Emergency monitoring programs require regular assessment. Identifying less informative and lower-risk variables to water resources and aquatic ecosystems enables a potential reduction of the monitoring frequency of non-critical variables. It ensures that monitoring is focused on the most critical variables, minimizing resource wastage and allowing surplus resources to be redirected to other actions of environmental recovery programs. Its implementation can assist managers of emergency monitoring networks in making more secure and subjective-free decisions regarding monitoring criteria.
4. CONCLUSIONS
This paper presented a method based on information entropy for selecting non-critical water quality variables of emergency monitoring networks in the context of environmental disasters impacting water resources. The method has the potential to support managers in decision-making regarding the planning and operation of emergency monitoring networks. It allows us to summarize for the Doce River study case:
14 subregions with homogeneous water quality characteristics were identified in the Doce River watershed through cluster analysis;
Seasonality strongly influences the information content of water quality variables, generally making them more informative during the wet season;
Across the watershed, 41 non-critical water quality variables were identified and distributed among distinct sets within each water quality subregion;
Non-critical water quality variables ranged from 32 to 50% of the total monitored variables in the water quality subregions;
Metals and metalloids stand out as the prevailing non-critical water quality variables in the Doce River watershed.
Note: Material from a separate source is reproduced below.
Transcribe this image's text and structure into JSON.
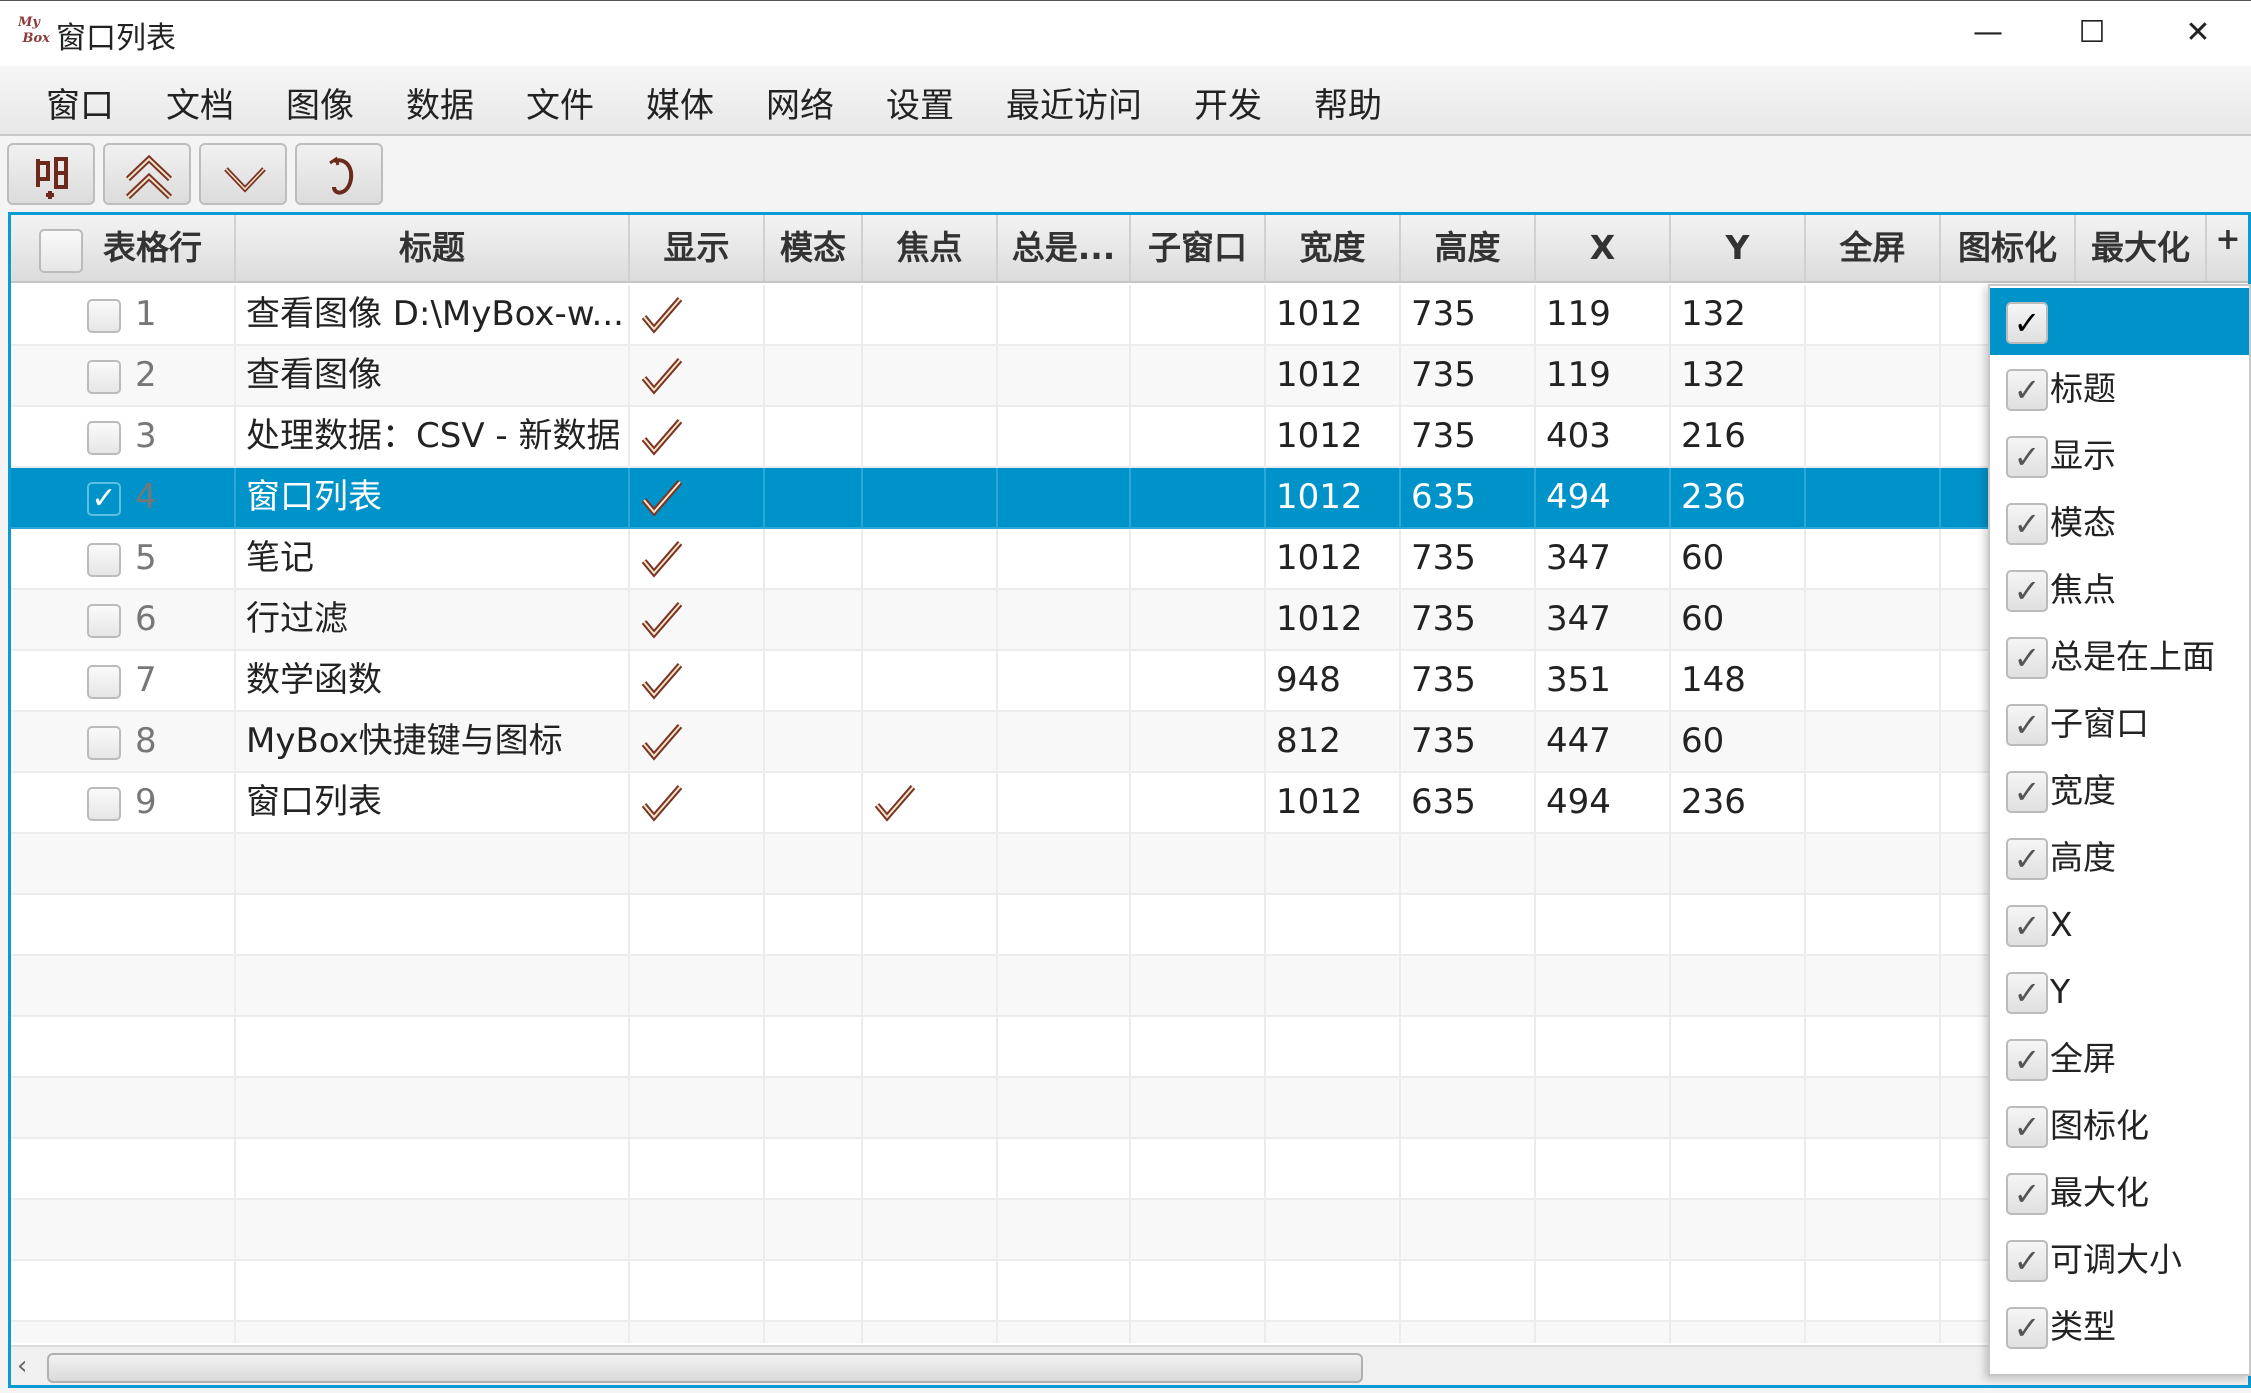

The Doce River watershed served as a case study; nevertheless, the applied method is easily transferable to other watersheds due to (i) its independence from data following a normal distribution, (ii) its ability to capture the spatiotemporal fluctuations in the informative content of water quality variables, even for elements with concentrations as low as parts per billion (ppb); (iii) its objectivity in the identification of non-critical water quality variables, avoiding the influence of personal judgments. A careful evaluation is recommended to evaluate outliers and define the discretization method for continuous variables in other study areas.
ACKNOWLEDGEMENTS
We acknowledge IFMG – Campus Governador Valadares for the support provided as a waiver for exclusive dedication to the doctoral research of the first author.
Variables were standardized for allowing visualization.
DATA AVAILABILITY STATEMENT
All relevant data are included in the paper or its Supplementary Information.
CONFLICT OF INTEREST
The authors declare there is no conflict.